The gripping story of an English womans preoccupation with Kabul, her disappearance, and global politics is as timely as the latest news. Kushners characters encounter a culture so different, that only conflict can result. Rife with wars, the countries of the Middle East turn to radical solutions. Fundamentalists seem to offer relief as does the Taliban. A world away, an English housewife reads an old guidebook and becomes enthralled with a Kabul that no longer exists.
Amy Morton sits in a wing chair perusing her book and sharing her dreams with us. An hour later she leaves the stage and we are left wondering.
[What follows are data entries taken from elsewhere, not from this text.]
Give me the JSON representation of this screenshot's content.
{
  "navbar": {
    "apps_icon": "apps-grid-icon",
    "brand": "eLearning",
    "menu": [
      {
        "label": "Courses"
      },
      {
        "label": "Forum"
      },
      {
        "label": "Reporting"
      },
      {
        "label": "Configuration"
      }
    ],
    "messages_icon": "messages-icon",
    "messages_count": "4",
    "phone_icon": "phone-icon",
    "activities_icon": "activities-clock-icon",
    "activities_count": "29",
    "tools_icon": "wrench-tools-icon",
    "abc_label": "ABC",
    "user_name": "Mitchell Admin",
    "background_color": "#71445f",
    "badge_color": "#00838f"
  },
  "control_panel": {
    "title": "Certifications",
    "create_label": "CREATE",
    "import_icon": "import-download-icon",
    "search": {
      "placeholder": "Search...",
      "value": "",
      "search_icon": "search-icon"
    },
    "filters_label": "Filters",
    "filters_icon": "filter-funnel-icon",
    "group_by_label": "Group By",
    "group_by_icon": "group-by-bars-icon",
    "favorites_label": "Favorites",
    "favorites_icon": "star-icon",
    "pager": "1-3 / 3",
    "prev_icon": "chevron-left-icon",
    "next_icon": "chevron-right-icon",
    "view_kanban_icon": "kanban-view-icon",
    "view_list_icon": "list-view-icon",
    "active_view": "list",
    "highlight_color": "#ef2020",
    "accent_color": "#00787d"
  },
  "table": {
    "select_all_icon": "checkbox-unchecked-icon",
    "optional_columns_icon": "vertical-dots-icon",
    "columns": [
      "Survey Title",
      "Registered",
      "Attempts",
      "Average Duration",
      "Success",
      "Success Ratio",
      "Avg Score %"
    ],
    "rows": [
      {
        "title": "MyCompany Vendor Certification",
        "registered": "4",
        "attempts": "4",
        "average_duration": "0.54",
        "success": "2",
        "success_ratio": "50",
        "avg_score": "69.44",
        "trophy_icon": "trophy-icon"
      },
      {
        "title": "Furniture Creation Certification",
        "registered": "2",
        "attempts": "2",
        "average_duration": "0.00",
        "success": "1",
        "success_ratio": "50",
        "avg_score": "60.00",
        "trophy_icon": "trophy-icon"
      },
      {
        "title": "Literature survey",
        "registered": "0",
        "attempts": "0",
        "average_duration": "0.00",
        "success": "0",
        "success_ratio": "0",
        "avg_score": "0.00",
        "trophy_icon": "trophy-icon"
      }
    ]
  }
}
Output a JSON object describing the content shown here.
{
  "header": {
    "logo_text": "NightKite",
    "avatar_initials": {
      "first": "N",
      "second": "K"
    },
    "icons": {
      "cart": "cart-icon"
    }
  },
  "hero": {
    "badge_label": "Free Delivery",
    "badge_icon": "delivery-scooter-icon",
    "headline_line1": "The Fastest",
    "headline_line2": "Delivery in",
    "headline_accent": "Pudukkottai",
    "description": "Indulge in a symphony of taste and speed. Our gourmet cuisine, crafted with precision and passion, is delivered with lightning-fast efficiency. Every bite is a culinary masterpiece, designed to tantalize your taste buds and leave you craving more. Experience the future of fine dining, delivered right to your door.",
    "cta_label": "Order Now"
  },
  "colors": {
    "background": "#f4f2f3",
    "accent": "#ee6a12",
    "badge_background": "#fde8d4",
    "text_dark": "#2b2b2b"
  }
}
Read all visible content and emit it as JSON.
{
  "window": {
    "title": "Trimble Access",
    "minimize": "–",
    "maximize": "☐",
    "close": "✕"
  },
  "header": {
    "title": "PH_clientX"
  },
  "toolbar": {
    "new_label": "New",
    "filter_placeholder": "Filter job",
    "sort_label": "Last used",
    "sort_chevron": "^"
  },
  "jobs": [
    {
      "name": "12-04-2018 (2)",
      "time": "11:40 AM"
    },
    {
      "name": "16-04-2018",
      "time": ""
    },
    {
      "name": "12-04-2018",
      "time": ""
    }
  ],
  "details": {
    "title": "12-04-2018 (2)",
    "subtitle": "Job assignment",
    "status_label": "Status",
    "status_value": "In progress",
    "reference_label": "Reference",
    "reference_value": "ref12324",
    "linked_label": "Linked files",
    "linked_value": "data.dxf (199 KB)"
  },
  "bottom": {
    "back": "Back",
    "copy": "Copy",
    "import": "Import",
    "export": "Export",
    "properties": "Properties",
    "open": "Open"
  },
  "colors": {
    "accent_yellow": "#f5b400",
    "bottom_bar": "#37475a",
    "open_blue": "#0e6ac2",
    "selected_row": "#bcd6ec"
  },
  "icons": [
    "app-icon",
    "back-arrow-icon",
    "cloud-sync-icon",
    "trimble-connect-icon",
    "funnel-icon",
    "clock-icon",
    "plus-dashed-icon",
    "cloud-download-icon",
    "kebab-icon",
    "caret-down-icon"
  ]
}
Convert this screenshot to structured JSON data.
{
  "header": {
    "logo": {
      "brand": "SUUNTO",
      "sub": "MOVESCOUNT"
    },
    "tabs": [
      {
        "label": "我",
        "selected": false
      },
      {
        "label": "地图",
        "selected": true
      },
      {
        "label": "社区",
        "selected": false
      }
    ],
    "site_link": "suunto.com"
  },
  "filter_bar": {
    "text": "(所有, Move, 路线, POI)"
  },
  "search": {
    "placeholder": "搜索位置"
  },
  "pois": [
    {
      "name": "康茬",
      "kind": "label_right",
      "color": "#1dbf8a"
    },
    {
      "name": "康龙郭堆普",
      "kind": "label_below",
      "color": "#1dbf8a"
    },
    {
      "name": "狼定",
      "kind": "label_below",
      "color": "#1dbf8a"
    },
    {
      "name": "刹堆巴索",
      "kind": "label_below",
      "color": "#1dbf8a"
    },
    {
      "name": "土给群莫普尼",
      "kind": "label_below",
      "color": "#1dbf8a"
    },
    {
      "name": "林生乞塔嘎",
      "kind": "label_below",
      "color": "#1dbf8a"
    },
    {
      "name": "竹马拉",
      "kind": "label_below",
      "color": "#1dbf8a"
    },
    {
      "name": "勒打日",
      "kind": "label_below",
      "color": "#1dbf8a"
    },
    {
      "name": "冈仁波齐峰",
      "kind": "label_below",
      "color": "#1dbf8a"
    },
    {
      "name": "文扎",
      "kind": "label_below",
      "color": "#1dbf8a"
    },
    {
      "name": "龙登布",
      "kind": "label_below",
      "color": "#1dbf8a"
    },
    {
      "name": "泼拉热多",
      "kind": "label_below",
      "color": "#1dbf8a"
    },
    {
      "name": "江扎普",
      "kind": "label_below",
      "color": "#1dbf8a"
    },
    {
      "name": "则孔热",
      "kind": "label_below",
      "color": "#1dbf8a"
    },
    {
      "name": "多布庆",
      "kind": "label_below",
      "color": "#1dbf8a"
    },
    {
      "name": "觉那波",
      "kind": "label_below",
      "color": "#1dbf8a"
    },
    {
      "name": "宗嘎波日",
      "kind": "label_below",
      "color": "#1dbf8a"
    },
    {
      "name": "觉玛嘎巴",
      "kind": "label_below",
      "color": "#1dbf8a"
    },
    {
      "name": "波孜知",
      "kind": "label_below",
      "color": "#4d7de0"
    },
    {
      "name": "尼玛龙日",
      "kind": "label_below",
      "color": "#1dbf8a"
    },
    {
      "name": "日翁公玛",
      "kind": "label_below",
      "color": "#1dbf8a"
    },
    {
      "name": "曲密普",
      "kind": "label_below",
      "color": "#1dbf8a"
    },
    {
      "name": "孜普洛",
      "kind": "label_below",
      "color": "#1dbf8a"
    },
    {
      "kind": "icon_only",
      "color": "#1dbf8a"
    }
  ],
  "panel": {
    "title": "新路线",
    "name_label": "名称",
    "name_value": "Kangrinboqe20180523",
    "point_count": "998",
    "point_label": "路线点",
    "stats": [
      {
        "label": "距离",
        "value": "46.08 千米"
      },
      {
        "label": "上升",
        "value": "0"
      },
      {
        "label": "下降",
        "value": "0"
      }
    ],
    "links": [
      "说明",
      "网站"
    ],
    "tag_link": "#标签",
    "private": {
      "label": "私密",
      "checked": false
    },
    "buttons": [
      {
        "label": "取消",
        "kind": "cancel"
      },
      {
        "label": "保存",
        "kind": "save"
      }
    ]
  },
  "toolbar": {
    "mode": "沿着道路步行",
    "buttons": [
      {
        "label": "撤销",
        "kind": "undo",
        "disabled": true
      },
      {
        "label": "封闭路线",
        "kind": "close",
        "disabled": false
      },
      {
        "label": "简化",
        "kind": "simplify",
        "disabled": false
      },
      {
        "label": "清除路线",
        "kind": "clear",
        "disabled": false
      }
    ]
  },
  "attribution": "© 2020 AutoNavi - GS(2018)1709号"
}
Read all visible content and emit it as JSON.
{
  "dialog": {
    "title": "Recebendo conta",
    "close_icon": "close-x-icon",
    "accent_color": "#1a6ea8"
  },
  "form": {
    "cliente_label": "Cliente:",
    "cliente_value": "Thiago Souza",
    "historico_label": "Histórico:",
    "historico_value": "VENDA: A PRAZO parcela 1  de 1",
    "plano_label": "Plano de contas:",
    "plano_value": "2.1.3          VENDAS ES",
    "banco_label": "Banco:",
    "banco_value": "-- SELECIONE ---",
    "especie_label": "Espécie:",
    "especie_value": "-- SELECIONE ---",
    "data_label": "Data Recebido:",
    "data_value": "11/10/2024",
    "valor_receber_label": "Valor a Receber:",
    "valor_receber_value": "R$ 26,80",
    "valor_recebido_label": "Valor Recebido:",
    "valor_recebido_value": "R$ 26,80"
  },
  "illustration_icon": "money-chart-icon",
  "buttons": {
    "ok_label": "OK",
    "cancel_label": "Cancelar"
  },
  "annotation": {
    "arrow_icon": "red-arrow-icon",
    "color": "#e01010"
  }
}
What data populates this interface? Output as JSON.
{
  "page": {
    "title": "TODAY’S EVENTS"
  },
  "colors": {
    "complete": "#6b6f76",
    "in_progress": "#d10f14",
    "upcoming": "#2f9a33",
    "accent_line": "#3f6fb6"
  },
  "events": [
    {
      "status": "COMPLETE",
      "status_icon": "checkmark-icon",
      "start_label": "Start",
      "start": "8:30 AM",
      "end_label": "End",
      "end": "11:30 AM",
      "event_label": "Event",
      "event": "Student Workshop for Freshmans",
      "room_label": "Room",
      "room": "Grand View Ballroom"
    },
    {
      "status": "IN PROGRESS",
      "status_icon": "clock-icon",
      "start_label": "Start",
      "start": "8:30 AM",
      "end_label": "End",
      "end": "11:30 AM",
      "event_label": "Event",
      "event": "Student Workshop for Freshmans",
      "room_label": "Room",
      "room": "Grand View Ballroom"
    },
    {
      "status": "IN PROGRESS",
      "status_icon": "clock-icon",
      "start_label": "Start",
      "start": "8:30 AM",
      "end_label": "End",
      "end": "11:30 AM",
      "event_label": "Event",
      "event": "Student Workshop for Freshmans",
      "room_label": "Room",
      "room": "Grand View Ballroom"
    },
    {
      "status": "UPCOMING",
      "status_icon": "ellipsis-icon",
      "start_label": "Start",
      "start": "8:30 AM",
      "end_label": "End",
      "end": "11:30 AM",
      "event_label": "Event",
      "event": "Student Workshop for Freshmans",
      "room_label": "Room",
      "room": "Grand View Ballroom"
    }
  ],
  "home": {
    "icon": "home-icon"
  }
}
Her fate is never completely resolved. Not once during her lengthy monologue did I consult my watch.
The curtain rises on a ruined city, shattered windows, falling walls, the devastation of war. Milton Ceiling (Reed Birney) and his daughter Pricilla (Elizabeth Ledo) occupy a dingy hotel in Kabul. The shadow of Pricilla behind a curtain tells us the fate of women in a male dominated society. The Mullah, Aasif Mandvi, explains in detail the lot of wife and mother. The question remains. Ledos anger and disbelief lead to a search; and a chance encounter with a poet, who becomes her guide, carries the plot to its conclusion.
Birney, as a father and husband denying his complicity, finds a companion in Quango Twistleton played by Tracy Letts. A disenfranchised Englishman, Letts finds the availability of drugs so tempting, the dangers of Kabul seem insignificant.
Steppenwolfs daring undertakings are legendary. Homebody/Kabul represents another example of risky productions. Kushners four-hour play kept nearly everyone in his or her seat. Faith in Kushner and Director Frank Galati emboldened Martha Lavey, artistic director in this enterprise. Chicago theaters, especially Steppenwolf, have become a place for new works to evolve.
The women in Homebody/Kabul move silently across the stage, their identity shielded in burkahs. Only one Afghani refuses to be silenced. Diana Simonzadeh as Mahala screams her defiance. A librarian whose books have been destroyed, her portrayal signifies the role of women rejecting domination.
Playing through Aug. 31, Homebody/Kabul deserves four hours of your time. Call 312-335-1650 for tickets.
Note: A week at the lake offers limited television viewing, which is not bad. PBS programming is excellent and we were fortunate enough to see The Boston Pops with Marin Mazzie performing the music of Jerry Herman. Herman also played and sang the numbers that have made him famous. Mame, Hello Dolly, and Mack and Mabel gave us some of the most memorable songs of the last 30 years.